Back
05/05/2019 Pierre Jodlowski : Ghostland Les Percussions de Strasbourg
Enregistré les 24 et 25 février 2018 au studio éole, Blagnac) – 38’36
Percussions de Strasbourg PDS218GH – Notice en français et anglais
Pierre Jodlowski (né en 1971) «revendique aujourd’hui la pratique d’une musique "active": dans sa dimension physique [gestes, énergies, espaces] comme psychologique [évocation, mémoire, dimension cinématographique]», précise la notice. Dans Ghostland (2017) pour quatre percussions, électronique et textes enregistrés, commande des Percussions de Strasbourg, cela prend la forme d’un «projet interdisciplinaire» que le disque capte «sous un angle plus contraint, focalisé sur la musique» (la version scénique originale mêlait l’espace et la lumière).
Au vrai, l’auditeur peine à faire la part des choses entre les sons produits par les instruments à percussion et ceux créés par l’électronique tant cette dernière accapare la perception d’ensemble. Aussi une part de la théâtralité inhérente au geste des musiciens passe-t-elle par pertes et profits. Quant au propos de l’œuvre, il nous a paru abscons: dans la première partie intitulée «Holon(s)», Katharina Muschiol récite sur un ton neutre des textes «empruntés aux classiques de la littérature allemande»; on reconnaîtra notamment Erlkönig de Goethe et Sturm de Heine.
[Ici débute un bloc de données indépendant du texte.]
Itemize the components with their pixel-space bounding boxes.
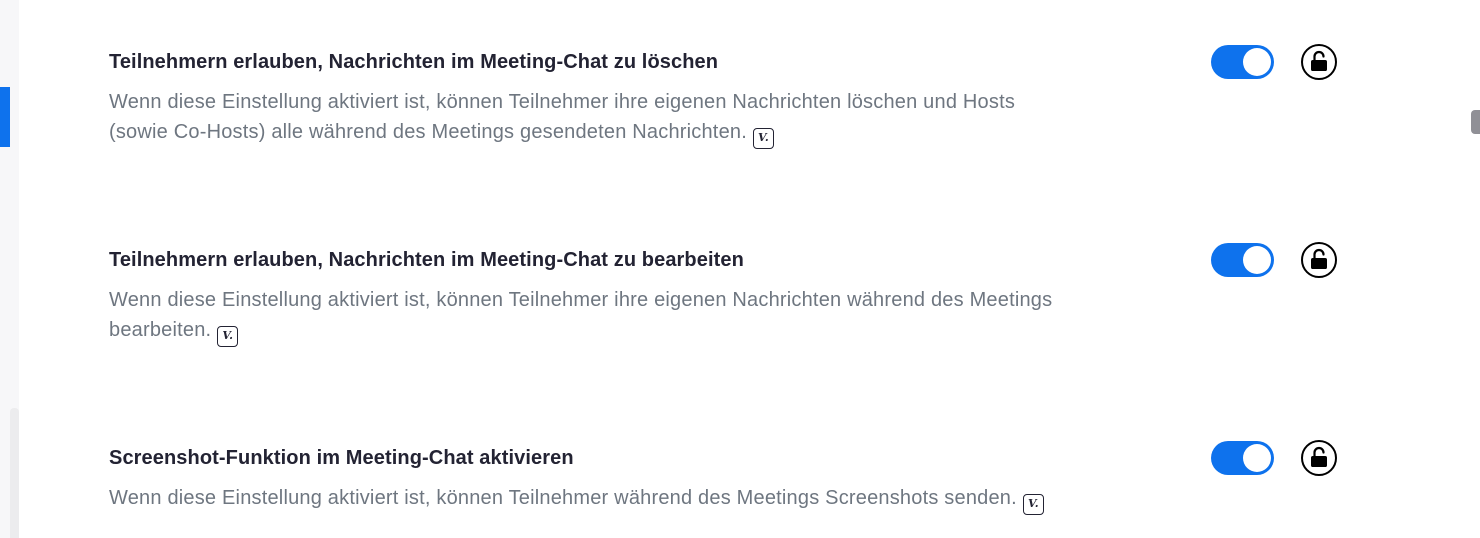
delete-messages-toggle[interactable] — [1211, 45, 1274, 79]
setting-title: Teilnehmern erlauben, Nachrichten im Mee… — [109, 51, 719, 73]
setting-description-line-group: bearbeiten. V. — [109, 315, 1199, 347]
setting-description: Wenn diese Einstellung aktiviert ist, kö… — [109, 285, 1199, 347]
version-info-icon[interactable]: V. — [1022, 493, 1044, 515]
setting-chat-screenshots: Screenshot-Funktion im Meeting-Chat akti… — [109, 440, 1369, 525]
setting-delete-chat-messages: Teilnehmern erlauben, Nachrichten im Mee… — [109, 44, 1369, 159]
version-info-icon[interactable]: V. — [752, 127, 774, 149]
setting-description-line: bearbeiten. — [109, 319, 212, 341]
setting-description-line: Wenn diese Einstellung aktiviert ist, kö… — [109, 487, 1017, 509]
unlocked-lock-icon[interactable] — [1301, 440, 1337, 476]
setting-description: Wenn diese Einstellung aktiviert ist, kö… — [109, 87, 1189, 149]
toggle-knob — [1243, 48, 1271, 76]
setting-title: Teilnehmern erlauben, Nachrichten im Mee… — [109, 249, 744, 271]
unlocked-lock-icon[interactable] — [1301, 44, 1337, 80]
toggle-knob — [1243, 246, 1271, 274]
edit-messages-toggle[interactable] — [1211, 243, 1274, 277]
setting-description-line: Wenn diese Einstellung aktiviert ist, kö… — [109, 289, 1053, 311]
setting-title: Screenshot-Funktion im Meeting-Chat akti… — [109, 447, 574, 469]
active-nav-indicator — [0, 87, 10, 147]
setting-description-line: (sowie Co-Hosts) alle während des Meetin… — [109, 121, 747, 143]
screenshot-toggle[interactable] — [1211, 441, 1274, 475]
side-navigation-edge — [0, 0, 19, 538]
version-info-icon[interactable]: V. — [217, 325, 239, 347]
side-nav-scrollbar[interactable] — [10, 408, 19, 538]
setting-edit-chat-messages: Teilnehmern erlauben, Nachrichten im Mee… — [109, 242, 1369, 357]
page-scrollbar-thumb[interactable] — [1471, 110, 1480, 134]
toggle-knob — [1243, 444, 1271, 472]
unlocked-lock-icon[interactable] — [1301, 242, 1337, 278]
setting-description-line-group: Wenn diese Einstellung aktiviert ist, kö… — [109, 483, 1189, 515]
setting-description: Wenn diese Einstellung aktiviert ist, kö… — [109, 483, 1189, 515]
setting-description-line-group: (sowie Co-Hosts) alle während des Meetin… — [109, 117, 1189, 149]
setting-description-line: Wenn diese Einstellung aktiviert ist, kö… — [109, 91, 1016, 113]
settings-page: Teilnehmern erlauben, Nachrichten im Mee… — [0, 0, 1480, 538]
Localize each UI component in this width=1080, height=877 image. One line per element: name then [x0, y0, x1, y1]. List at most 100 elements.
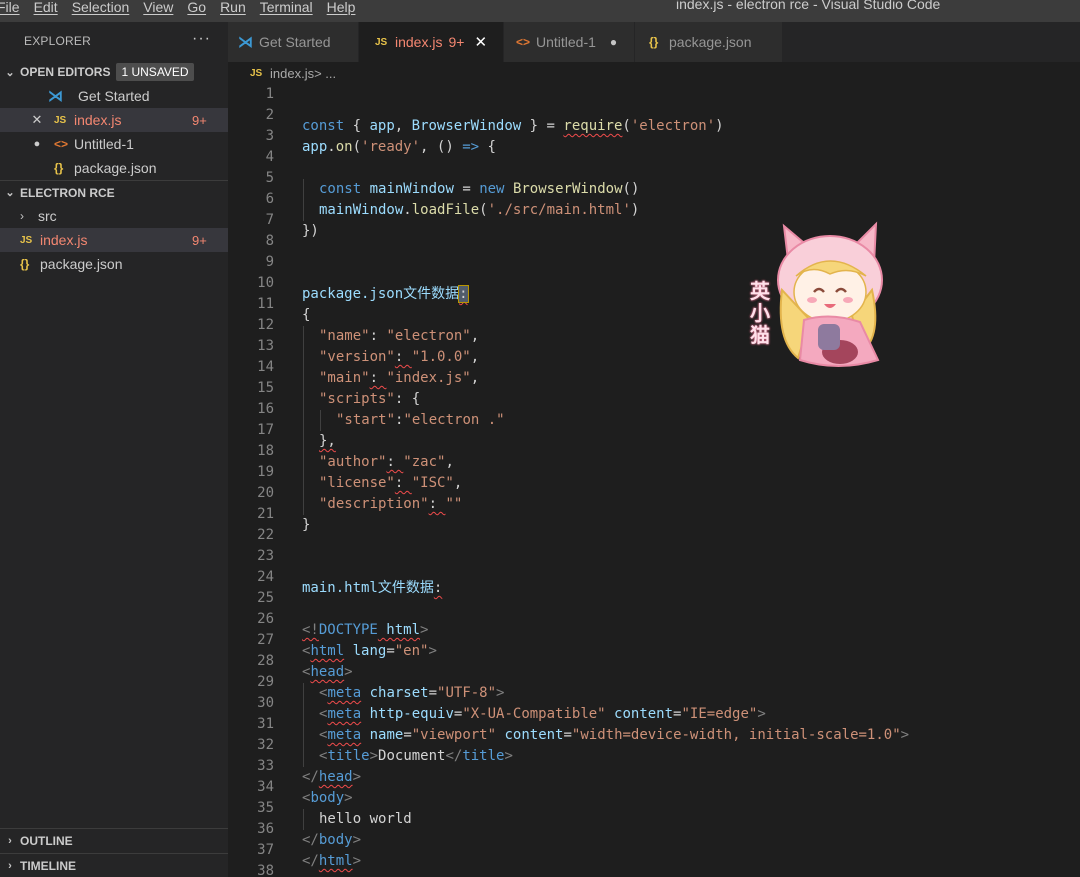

Mais sans doute aurait-il mieux valu ne pas identifier les poèmes puisque le compositeur entend qu’ils soient appréhendés comme des «fantômes»...
Sur ces vers sublimes (en réalité bien trop omniprésents dans le feu de l’écoute pour constituer de simples «traces de nos mémoires»), se greffe un univers sonore qui frappe par son naturalisme prosaïque, entre bruits de fritures et bulles d’oxygène éclatées, les phonèmes percussifs propres à la langue allemande engendrant par mimétisme ses clones électroniques. La deuxième section, «Büro», écarte la voix au profit de timbres métalliques, sons «sales» (et leur cortège d’harmoniques impures) de guitare électrique, distorsions diverses, jeux en jet-whistles. On songe à l’univers de Fausto Romitelli. Faisant davantage office de postlude, «Pulse», comme son nom l’indique, se focalise sur le rythme.
Pour multiforme que soit son talent, Pierre Jodlowski laisse ici évaporer son inspiration dans les nuages captieux du collage littéraire, plus décrétés que sentis. En outre, l’extraordinaire potentiel (timbrique, collectif) des Percussions de Strasbourg est bien sous-exploité en comparaison du récent et enthousiasmant Burning Bright (2014) d’Hugues Dufourt.